Thermo Tune Plus の計測器制御ソフトウェアで、イオン化電圧を 4,000 ボルト、シースガスを 5 に設定します。同様に、キャピラリー温度を摂氏150度に設定し、Sレンズを50%に設定して、スキャンを定義ボタンをクリックし、アナライザーメニューでFTMSを選択します。質量範囲フィールドを標準に設定し、解像度フィールドで 100,000 を選択します。
スキャンの種類が [完全] に設定されていることを確認します。スキャン範囲メニューで、最初の質量フィールドに 200 と入力し、最後の質量フィールドに 2,000 と入力します。観測質量精度をさらに定義した後、全イオンクロマトグラムの広いピークを横切る信号を平均化します。

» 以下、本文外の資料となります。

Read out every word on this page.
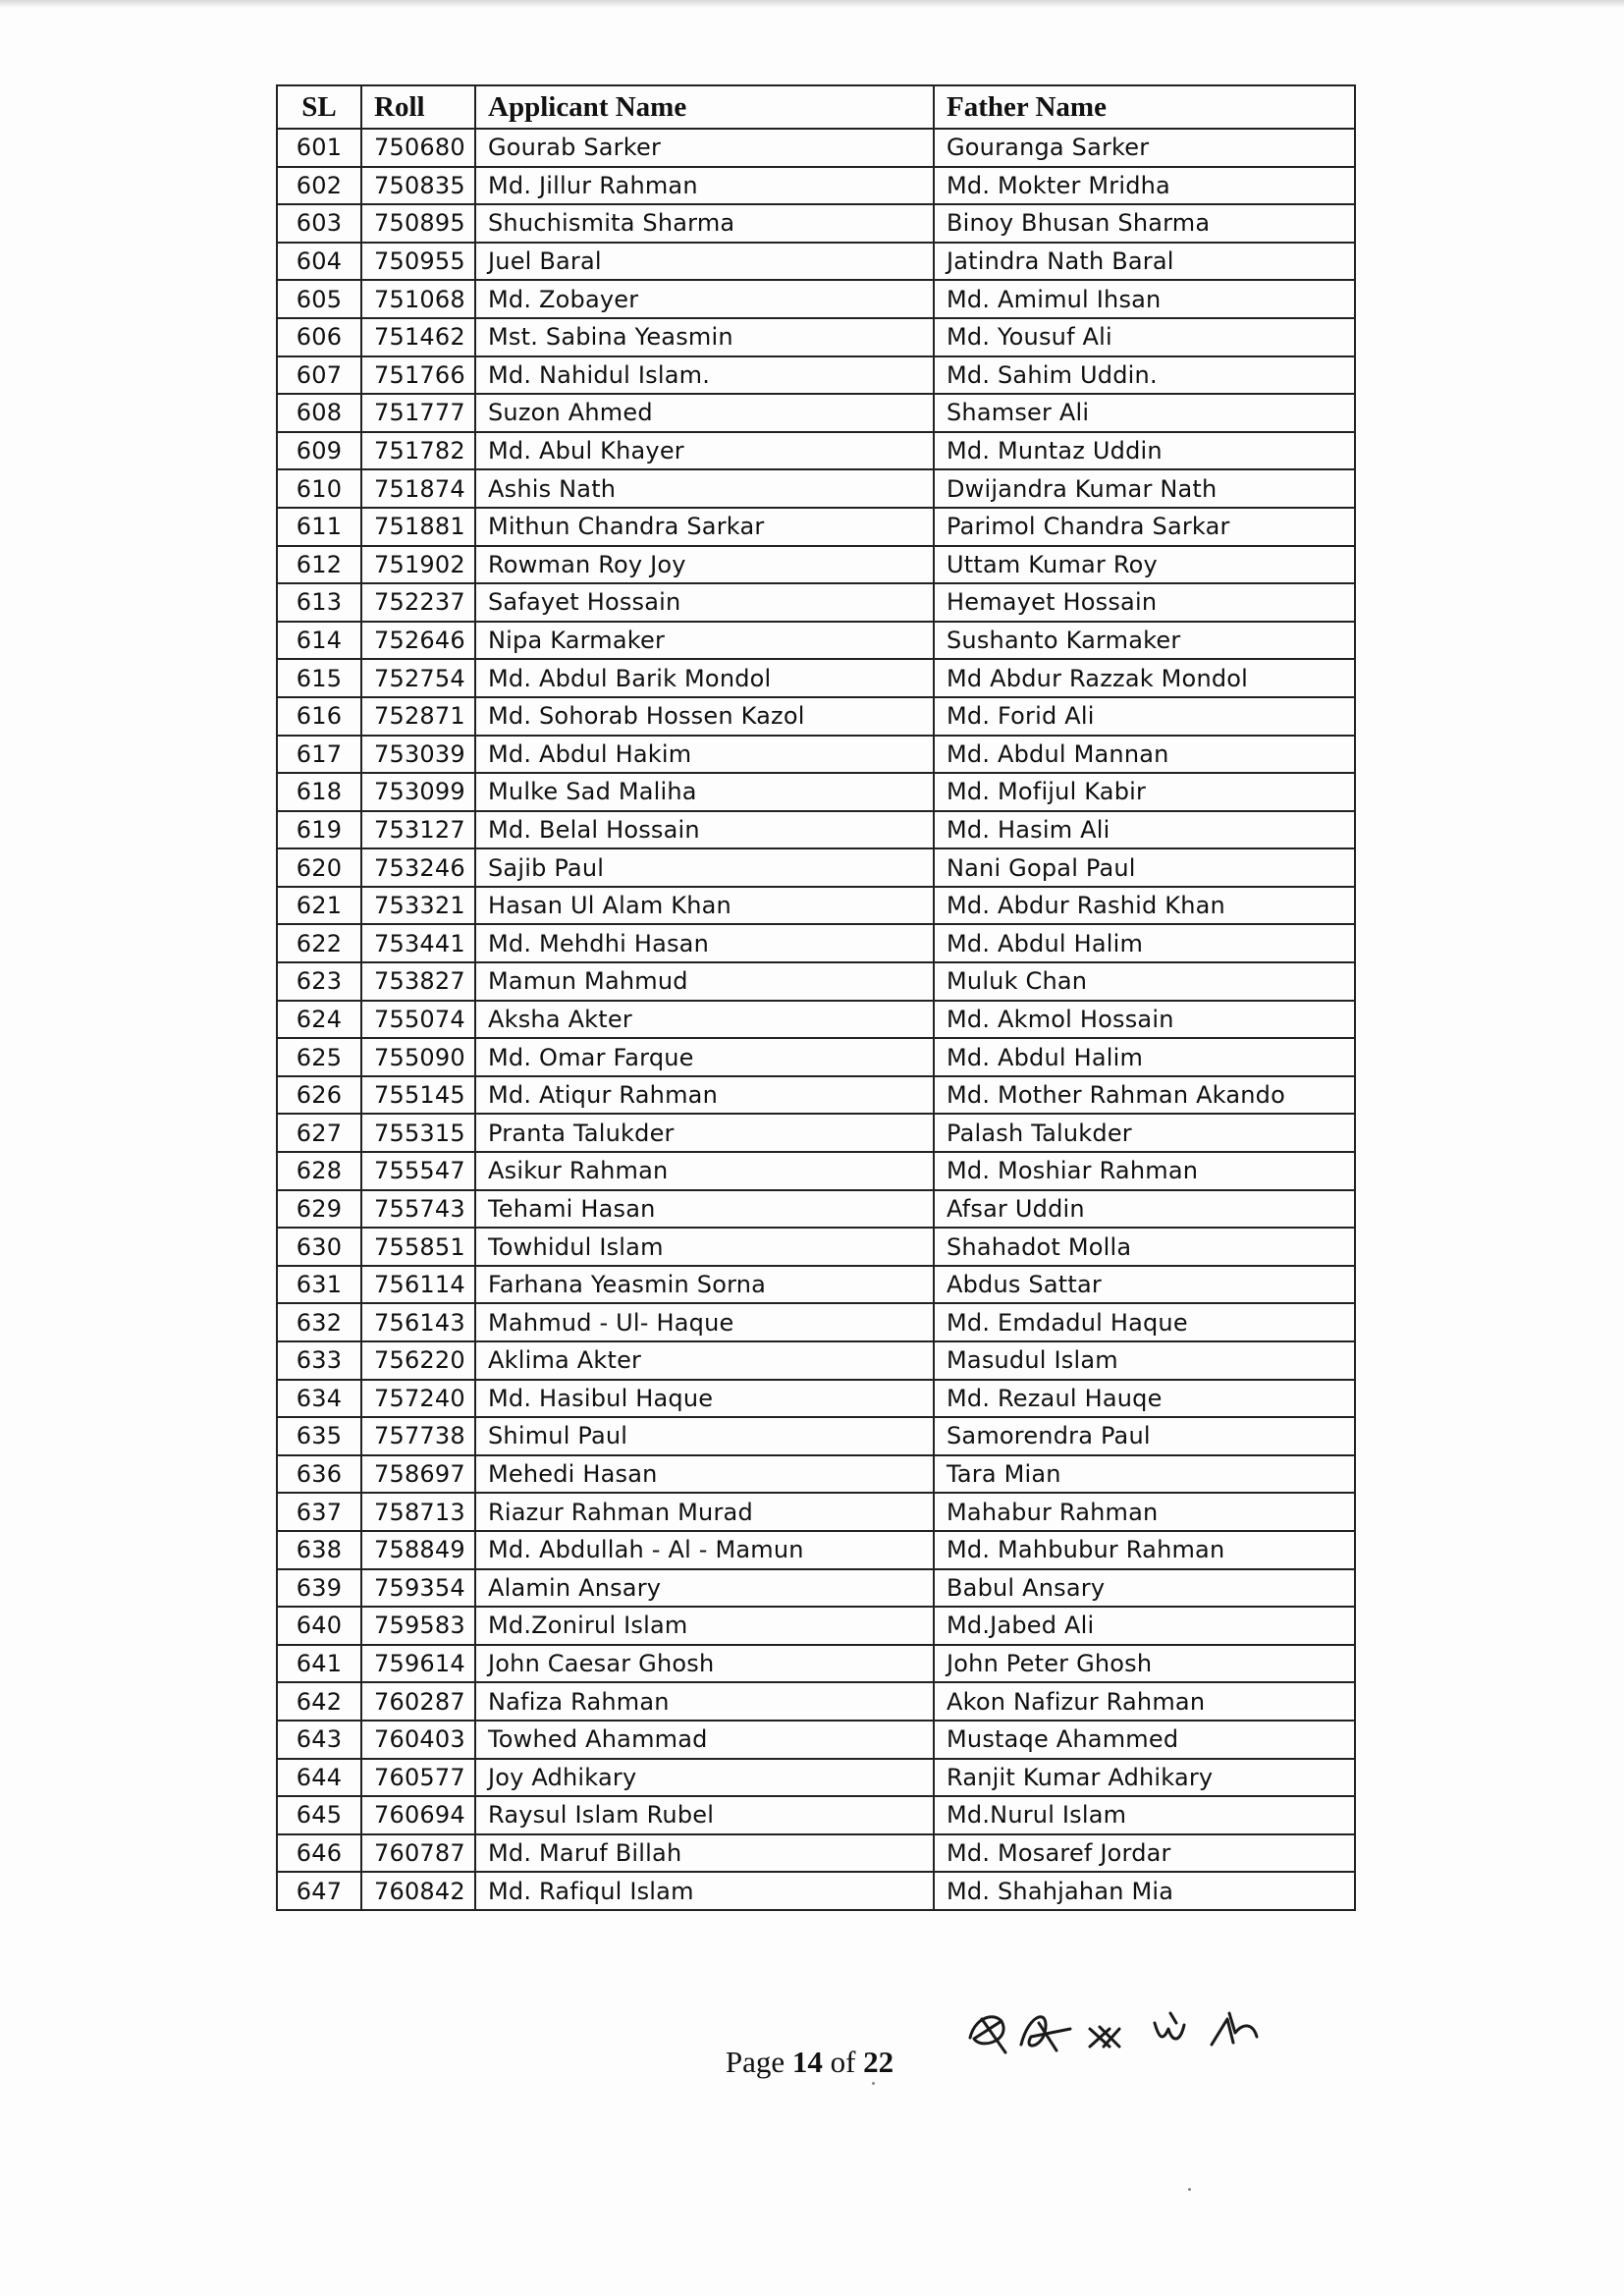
SL	Roll	Applicant Name	Father Name
601	750680	Gourab Sarker	Gouranga Sarker
602	750835	Md. Jillur Rahman	Md. Mokter Mridha
603	750895	Shuchismita Sharma	Binoy Bhusan Sharma
604	750955	Juel Baral	Jatindra Nath Baral
605	751068	Md. Zobayer	Md. Amimul Ihsan
606	751462	Mst. Sabina Yeasmin	Md. Yousuf Ali
607	751766	Md. Nahidul Islam.	Md. Sahim Uddin.
608	751777	Suzon Ahmed	Shamser Ali
609	751782	Md. Abul Khayer	Md. Muntaz Uddin
610	751874	Ashis Nath	Dwijandra Kumar Nath
611	751881	Mithun Chandra Sarkar	Parimol Chandra Sarkar
612	751902	Rowman Roy Joy	Uttam Kumar Roy
613	752237	Safayet Hossain	Hemayet Hossain
614	752646	Nipa Karmaker	Sushanto Karmaker
615	752754	Md. Abdul Barik Mondol	Md Abdur Razzak Mondol
616	752871	Md. Sohorab Hossen Kazol	Md. Forid Ali
617	753039	Md. Abdul Hakim	Md. Abdul Mannan
618	753099	Mulke Sad Maliha	Md. Mofijul Kabir
619	753127	Md. Belal Hossain	Md. Hasim Ali
620	753246	Sajib Paul	Nani Gopal Paul
621	753321	Hasan Ul Alam Khan	Md. Abdur Rashid Khan
622	753441	Md. Mehdhi Hasan	Md. Abdul Halim
623	753827	Mamun Mahmud	Muluk Chan
624	755074	Aksha Akter	Md. Akmol Hossain
625	755090	Md. Omar Farque	Md. Abdul Halim
626	755145	Md. Atiqur Rahman	Md. Mother Rahman Akando
627	755315	Pranta Talukder	Palash Talukder
628	755547	Asikur Rahman	Md. Moshiar Rahman
629	755743	Tehami Hasan	Afsar Uddin
630	755851	Towhidul Islam	Shahadot Molla
631	756114	Farhana Yeasmin Sorna	Abdus Sattar
632	756143	Mahmud - Ul- Haque	Md. Emdadul Haque
633	756220	Aklima Akter	Masudul Islam
634	757240	Md. Hasibul Haque	Md. Rezaul Hauqe
635	757738	Shimul Paul	Samorendra Paul
636	758697	Mehedi Hasan	Tara Mian
637	758713	Riazur Rahman Murad	Mahabur Rahman
638	758849	Md. Abdullah - Al - Mamun	Md. Mahbubur Rahman
639	759354	Alamin Ansary	Babul Ansary
640	759583	Md.Zonirul Islam	Md.Jabed Ali
641	759614	John Caesar Ghosh	John Peter Ghosh
642	760287	Nafiza Rahman	Akon Nafizur Rahman
643	760403	Towhed Ahammad	Mustaqe Ahammed
644	760577	Joy Adhikary	Ranjit Kumar Adhikary
645	760694	Raysul Islam Rubel	Md.Nurul Islam
646	760787	Md. Maruf Billah	Md. Mosaref Jordar
647	760842	Md. Rafiqul Islam	Md. Shahjahan Mia
Page 14 of 22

マススペクトル表示ウィンドウでサムタックアイコンを右クリックし、スペクトル表示リストを選択します。同じメニューから表示オプションを選択し、表示メニューのすべてのピークトグルボックスを選択します。[大丈夫]ボタンをクリックして、表示ウィンドウを閉じます。

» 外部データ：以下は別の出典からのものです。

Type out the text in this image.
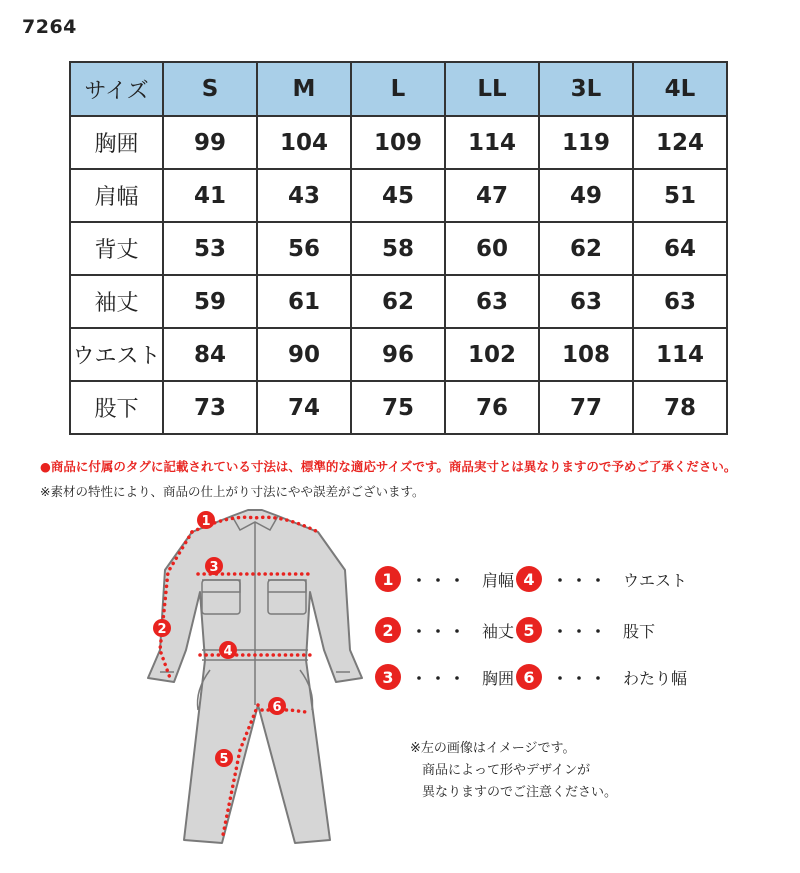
7264
サイズ	S	M	L	LL	3L	4L
胸囲	99	104	109	114	119	124
肩幅	41	43	45	47	49	51
背丈	53	56	58	60	62	64
袖丈	59	61	62	63	63	63
ウエスト	84	90	96	102	108	114
股下	73	74	75	76	77	78
●商品に付属のタグに記載されている寸法は、標準的な適応サイズです。商品実寸とは異なりますので予めご了承ください。
※素材の特性により、商品の仕上がり寸法にやや誤差がございます。
1
2
3
4
5
6
1	・・・ 肩幅
2	・・・ 袖丈
3	・・・ 胸囲
4	・・・ ウエスト
5	・・・ 股下
6	・・・ わたり幅
※左の画像はイメージです。
商品によって形やデザインが
異なりますのでご注意ください。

マススペクトル表示ウィンドウで thumbtack アイコンをもう一度右クリックし、エクスポートクリップボードの正確な質量を選択します。最初のワークシートのエクスポートされたデータセルA1を新しいExcelスプレッドシートに貼り付け、原稿に従って処理を進めます。正確な質量ベースの脂質同定を行うために、LIMSAソフトウェアを開いてください。
メインメニューから、スペクトルタイプメニューのピークリストを選択します。質量分析データが取得された極性に対応するには、正のモードまたは負のモードを選択します。ピークの最大の最大と z の上のピークの全幅で、ピーク検索のための目的のマス検索ウィンドウを入力します。

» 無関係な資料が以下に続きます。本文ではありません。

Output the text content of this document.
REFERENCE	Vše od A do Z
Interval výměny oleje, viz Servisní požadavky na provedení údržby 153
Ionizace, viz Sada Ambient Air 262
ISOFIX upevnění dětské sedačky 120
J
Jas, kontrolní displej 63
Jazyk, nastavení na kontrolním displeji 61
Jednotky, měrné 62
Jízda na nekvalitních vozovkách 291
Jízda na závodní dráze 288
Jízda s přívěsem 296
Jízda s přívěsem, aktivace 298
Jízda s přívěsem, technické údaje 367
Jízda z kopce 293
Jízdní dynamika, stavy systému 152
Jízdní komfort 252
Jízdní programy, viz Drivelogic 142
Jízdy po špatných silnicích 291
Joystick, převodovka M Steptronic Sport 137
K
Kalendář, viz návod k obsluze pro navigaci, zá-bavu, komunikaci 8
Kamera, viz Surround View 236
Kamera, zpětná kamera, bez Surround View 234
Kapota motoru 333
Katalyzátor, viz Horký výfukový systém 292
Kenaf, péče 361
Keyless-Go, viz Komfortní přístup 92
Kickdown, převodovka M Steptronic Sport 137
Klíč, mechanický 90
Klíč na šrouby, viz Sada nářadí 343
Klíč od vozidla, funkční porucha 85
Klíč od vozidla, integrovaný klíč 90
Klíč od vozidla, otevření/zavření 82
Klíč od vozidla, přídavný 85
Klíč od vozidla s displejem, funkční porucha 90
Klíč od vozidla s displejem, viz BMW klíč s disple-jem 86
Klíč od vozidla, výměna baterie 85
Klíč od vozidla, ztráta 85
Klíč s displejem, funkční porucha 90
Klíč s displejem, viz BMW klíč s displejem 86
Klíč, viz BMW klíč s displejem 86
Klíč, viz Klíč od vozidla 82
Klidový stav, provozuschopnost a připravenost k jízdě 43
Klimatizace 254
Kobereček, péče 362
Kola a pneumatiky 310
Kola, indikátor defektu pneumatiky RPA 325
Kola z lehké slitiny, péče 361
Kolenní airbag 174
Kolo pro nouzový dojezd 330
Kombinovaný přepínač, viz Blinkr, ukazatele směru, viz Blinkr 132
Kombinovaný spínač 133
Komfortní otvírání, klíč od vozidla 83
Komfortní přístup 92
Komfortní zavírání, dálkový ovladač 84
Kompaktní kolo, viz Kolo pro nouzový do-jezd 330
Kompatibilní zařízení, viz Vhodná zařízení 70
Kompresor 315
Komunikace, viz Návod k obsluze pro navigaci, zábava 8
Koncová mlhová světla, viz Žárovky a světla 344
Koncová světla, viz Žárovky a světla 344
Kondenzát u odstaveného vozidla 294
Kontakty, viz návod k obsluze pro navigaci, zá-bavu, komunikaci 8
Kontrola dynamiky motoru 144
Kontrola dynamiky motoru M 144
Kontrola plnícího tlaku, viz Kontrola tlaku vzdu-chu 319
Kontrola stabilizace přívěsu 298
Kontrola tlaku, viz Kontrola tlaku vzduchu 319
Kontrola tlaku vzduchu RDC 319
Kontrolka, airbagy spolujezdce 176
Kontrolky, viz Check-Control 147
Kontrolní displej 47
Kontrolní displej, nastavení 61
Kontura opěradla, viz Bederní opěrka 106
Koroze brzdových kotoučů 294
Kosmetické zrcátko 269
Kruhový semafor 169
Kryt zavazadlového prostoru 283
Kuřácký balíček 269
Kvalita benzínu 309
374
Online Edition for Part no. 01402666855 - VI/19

このプロトコルでは、血漿分画のLDL含有量は、30〜40キロダルトンβレビチンの沈殿によってさらに濃縮された。140、80、65、60、および15キロダルトンのタンパク質バンドの存在は、LDLのアポタンパク質と相関します。
外因性脂肪酸源として卵黄血漿で培養物を補いながら、トリクロサン誘発性の成長阻害を克服する。同様に, 富化卵黄 LDL とトリクロサン処理培養の補充は、成長を復元します。.また、卵黄LDLの添加は、以前に特徴づけられていたS.アウレウス脂肪酸、食後の成長を支える。
プレ脂肪酸含量は、フロー注入高分解能精度質量分析法を採用することにより、1%トリプトンブロスまたは鶏卵黄LDLで測定した。遊離脂肪酸の最小量が見つかりました.豊富なステープル・アウレウス膜リン脂質の直交部分最小二乗法分析は、未処理の脂肪酸組成と鶏卵黄LDL処理条件下で明確なクラス分離を示した。
鶏卵黄からのLDLの濃縮は、細菌病原体と宿主リポタンパク質との相互作用を調査するための複雑な脂肪酸の安価な供給源を提供する。脂質抽出物の調製に用いるクロロホルムおよびメタノールは危険である。これらの試薬は化学発煙フードに入れて使用し、すべての廃棄物の流れを含めてください。